The fact is that 35 months after the Great Recession ended, the United States is experiencing the most anemic private sector recovery in the past half-century. Between 1960 and 1999, average annual economic growth was 3.5 percent; between 2000 and 2009, 1.7 percent; and since then, economic growth has averaged 0.6 percent.
Many Americans still believe the economy is a mess because unemployment has been over 8 percent for 40 straight months, 23.2 million people are in need of work and the net worth of the middle class has been hemorrhaging. The Federal Reserve Survey of Consumer Finances, released in June, revealed that the overall net worth of the average household in 2007 was $126,000 and in 2010 it was $77,000 – down 40 percent in three years.
With the media spotlight on Obama’s private recovery statement, what was largely overlooked, however, was his follow-up comment: “Where we’re seeing weakness in our economy has to do with state and local government.”
Actually, the public sector is doing well versus the private sector. State and local government employment has been up 4 percent since the recovery has commenced. Between 2007 and 2010, thanks to gratuitous public employee union contracts, annual wages grew 40 percent faster than wages in the private sector.
Also, public sector workers have benefits far superior to their neighbors who work for private companies. According to the U.S. Bureau of Labor Statistics, 90 percent of state and local government workers have access to pensions versus 65 percent in the private sector. Access to health insurance: 87 percent public, 69 percent private. Workers’ average cost of benefits: $14.51 per hour for public workers, $8.55 for private employees.
Obama and his big-government friends do not understand that their prescription – more federal stimulus dollars to state governments to maintain or increase public employee jobs – does not produce economic growth.
In New York, for instance, the billions of Obama stimulus dollars that arrived in 2009-2010 were used not to spur the economy but to expand state expenditures at pre-recession levels – about three times the inflation rate. And when the stimulus money dried up, not only did Albany have to deal with a $10 billion structural deficit, the state’s economic recovery lagged behind most other states.
New York’s unemployment rate in May stood at 8.6 percent versus 8.1 percent a year ago. The state added only 6,100 private sector jobs in May, significantly behind lower tax and regulation-friendly Ohio’s 19,600 new jobs.
For New York to prosper, it must be acknowledged that public employee salaries and benefits are destroying local economies, not improving them. Long Island’s residential and commercial real estate values continue to decline because there is little hope that local government spending will be curtailed due to the size of unfunded pension and health care liabilities. Right now, Nassau and Suffolk municipalities and school districts, on average, dedicate 8 percent of their operating funds to pension contributions.

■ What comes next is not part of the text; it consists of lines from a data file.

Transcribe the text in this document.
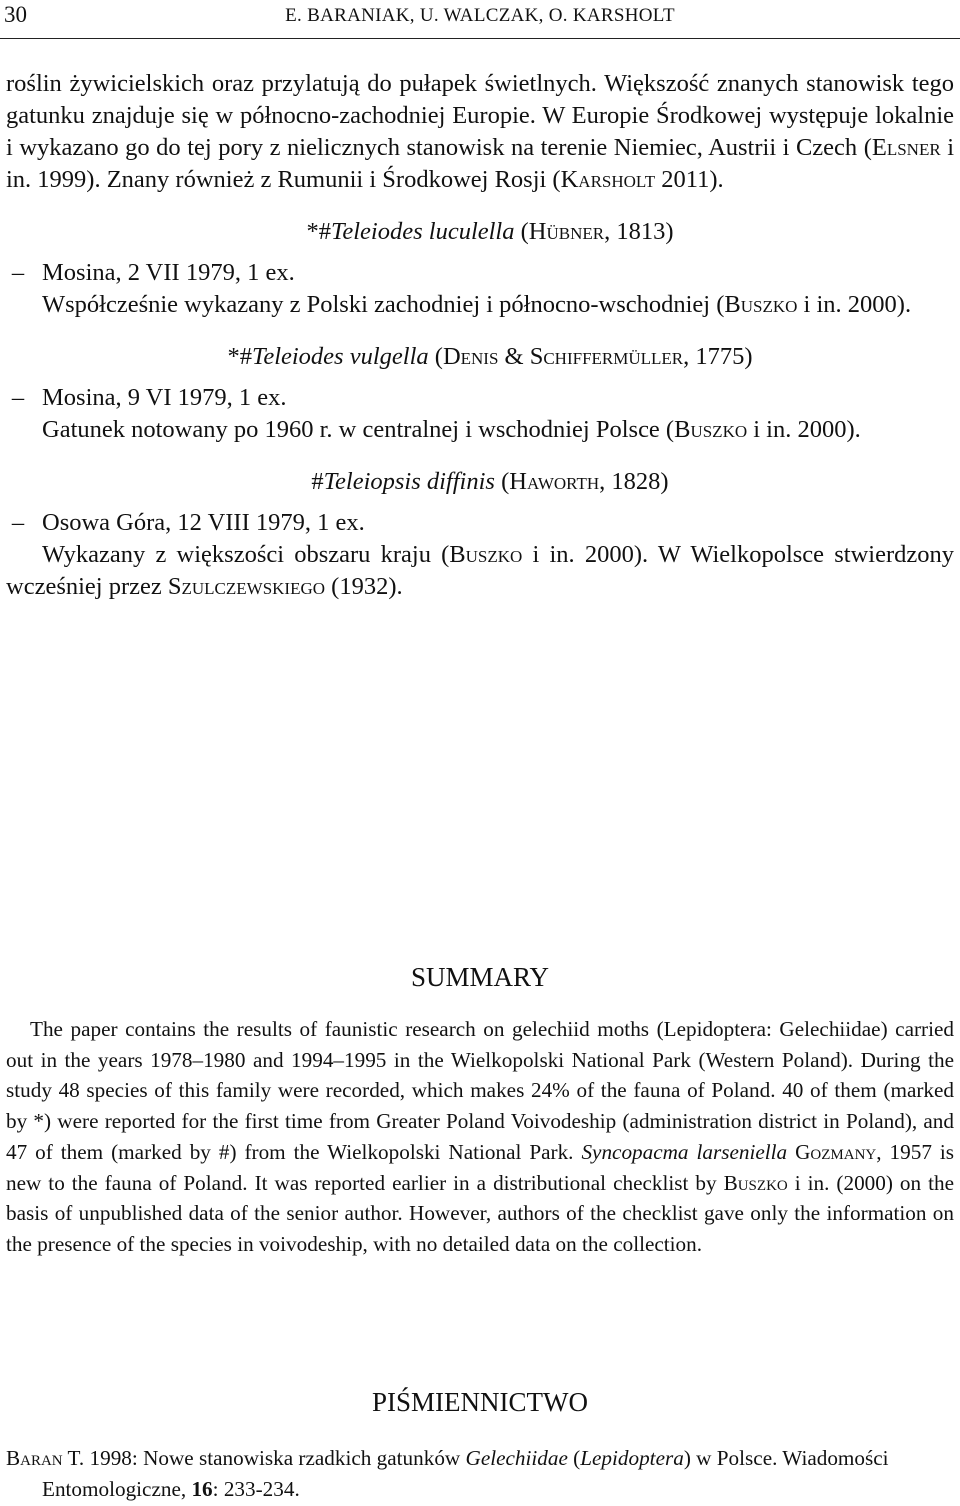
30	E. BARANIAK, U. WALCZAK, O. KARSHOLT

roślin żywicielskich oraz przylatują do pułapek świetlnych. Większość znanych stanowisk tego gatunku znajduje się w północno-zachodniej Europie. W Europie Środkowej występuje lokalnie i wykazano go do tej pory z nielicznych stanowisk na terenie Niemiec, Austrii i Czech (Elsner i in. 1999). Znany również z Rumunii i Środkowej Rosji (Karsholt 2011).

*#Teleiodes luculella (Hübner, 1813)

– Mosina, 2 VII 1979, 1 ex.

Współcześnie wykazany z Polski zachodniej i północno-wschodniej (Buszko i in. 2000).

*#Teleiodes vulgella (Denis & Schiffermüller, 1775)

– Mosina, 9 VI 1979, 1 ex.

Gatunek notowany po 1960 r. w centralnej i wschodniej Polsce (Buszko i in. 2000).

#Teleiopsis diffinis (Haworth, 1828)

– Osowa Góra, 12 VIII 1979, 1 ex.

Wykazany z większości obszaru kraju (Buszko i in. 2000). W Wielkopolsce stwierdzony wcześniej przez Szulczewskiego (1932).

SUMMARY

The paper contains the results of faunistic research on gelechiid moths (Lepidoptera: Gelechiidae) carried out in the years 1978–1980 and 1994–1995 in the Wielkopolski National Park (Western Poland). During the study 48 species of this family were recorded, which makes 24% of the fauna of Poland. 40 of them (marked by *) were reported for the first time from Greater Poland Voivodeship (administration district in Poland), and 47 of them (marked by #) from the Wielkopolski National Park. Syncopacma larseniella Gozmany, 1957 is new to the fauna of Poland. It was reported earlier in a distributional checklist by Buszko i in. (2000) on the basis of unpublished data of the senior author. However, authors of the checklist gave only the information on the presence of the species in voivodeship, with no detailed data on the collection.

PIŚMIENNICTWO

Baran T. 1998: Nowe stanowiska rzadkich gatunków Gelechiidae (Lepidoptera) w Polsce. Wiadomości Entomologiczne, 16: 233-234.
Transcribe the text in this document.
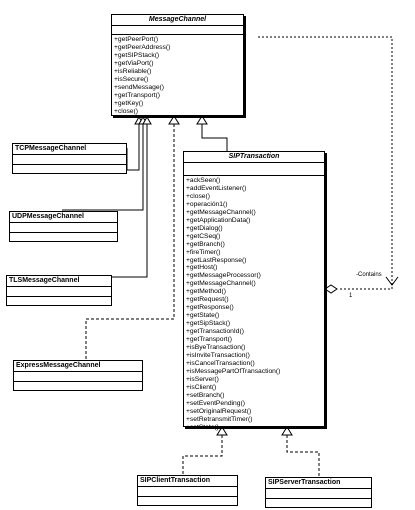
MessageChannel
+getPeerPort()
+getPeerAddress()
+getSIPStack()
+getViaPort()
+isReliable()
+isSecure()
+sendMessage()
+getTransport()
+getKey()
+close()
TCPMessageChannel
UDPMessageChannel
TLSMessageChannel
ExpressMessageChannel
SIPTransaction
+ackSeen()
+addEventListener()
+close()
+operación1()
+getMessageChannel()
+getApplicationData()
+getDialog()
+getCSeq()
+getBranch()
+fireTimer()
+getLastResponse()
+getHost()
+getMessageProcessor()
+getMessageChannel()
+getMethod()
+getRequest()
+getResponse()
+getState()
+getSipStack()
+getTransactionId()
+getTransport()
+isByeTransaction()
+isInviteTransaction()
+isCancelTransaction()
+isMessagePartOfTransaction()
+isServer()
+isClient()
+setBranch()
+setEventPending()
+setOriginalRequest()
+setRetransmitTimer()
+setState()
SIPClientTransaction	SIPServerTransaction
-Contains
1
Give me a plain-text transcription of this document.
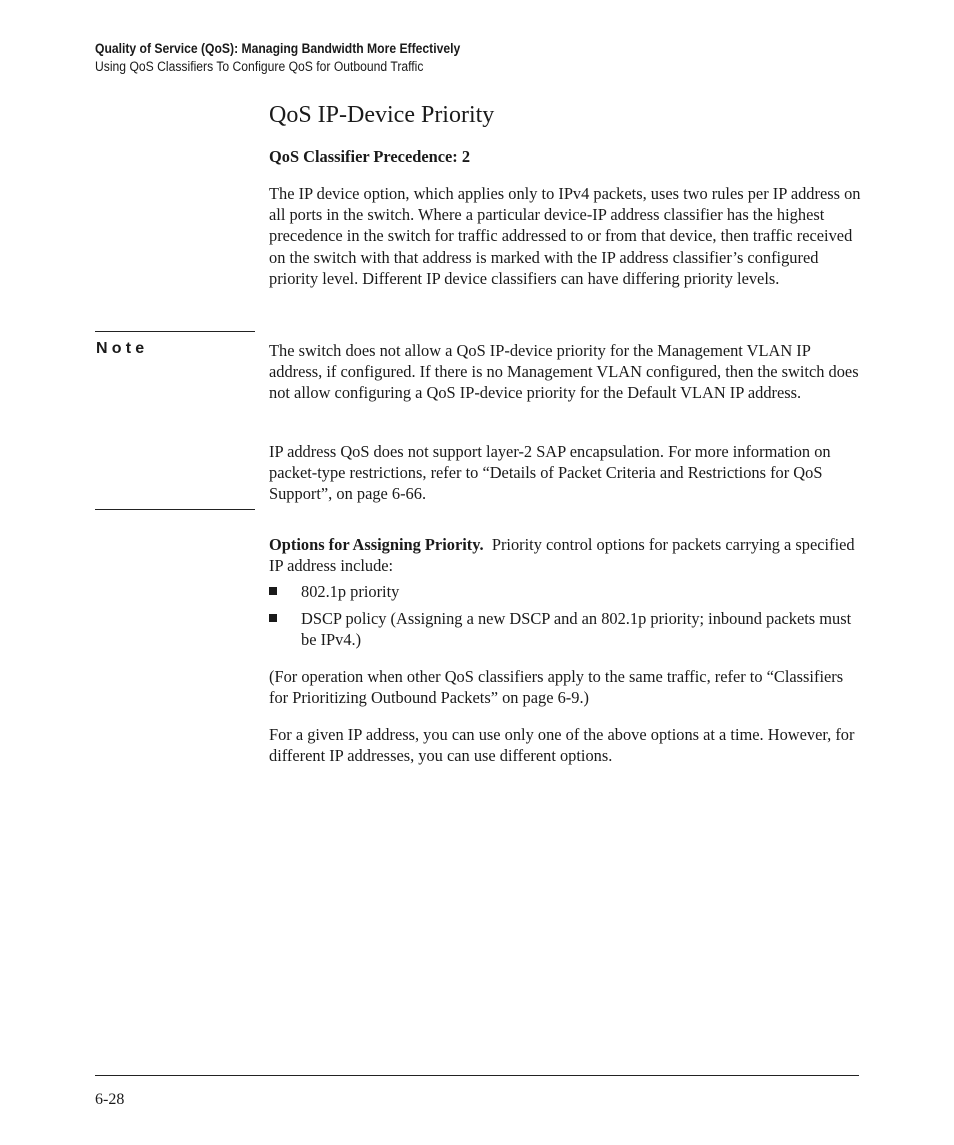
Quality of Service (QoS): Managing Bandwidth More Effectively
Using QoS Classifiers To Configure QoS for Outbound Traffic
QoS IP-Device Priority
QoS Classifier Precedence: 2

The IP device option, which applies only to IPv4 packets, uses two rules per IP address on all ports in the switch. Where a particular device-IP address classifier has the highest precedence in the switch for traffic addressed to or from that device, then traffic received on the switch with that address is marked with the IP address classifier’s configured priority level. Different IP device classifiers can have differing priority levels.

Note	The switch does not allow a QoS IP-device priority for the Management VLAN IP address, if configured. If there is no Management VLAN configured, then the switch does not allow configuring a QoS IP-device priority for the Default VLAN IP address.

IP address QoS does not support layer-2 SAP encapsulation. For more information on packet-type restrictions, refer to “Details of Packet Criteria and Restrictions for QoS Support”, on page 6-66.

Options for Assigning Priority. Priority control options for packets carrying a specified IP address include:

802.1p priority
DSCP policy (Assigning a new DSCP and an 802.1p priority; inbound packets must be IPv4.)

(For operation when other QoS classifiers apply to the same traffic, refer to “Classifiers for Prioritizing Outbound Packets” on page 6-9.)

For a given IP address, you can use only one of the above options at a time. However, for different IP addresses, you can use different options.

6-28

Because of increasing pension payouts and lackluster investment returns on pension fund assets, local contributions are expected to grow to 20 percent of operating budget expenditures within the next five years.
Contrary to President Obama’s claims, expanded government has been hindering local economies and destroying municipal tax bases. And if political leaders refuse to say “enough already,” expect ballot-box revolts, similar to San Diego and San Jose, Calif., where voters approved measures June 6 to cut pension and health care benefits to municipal employees and retirees, to spread like wildfire across the nation.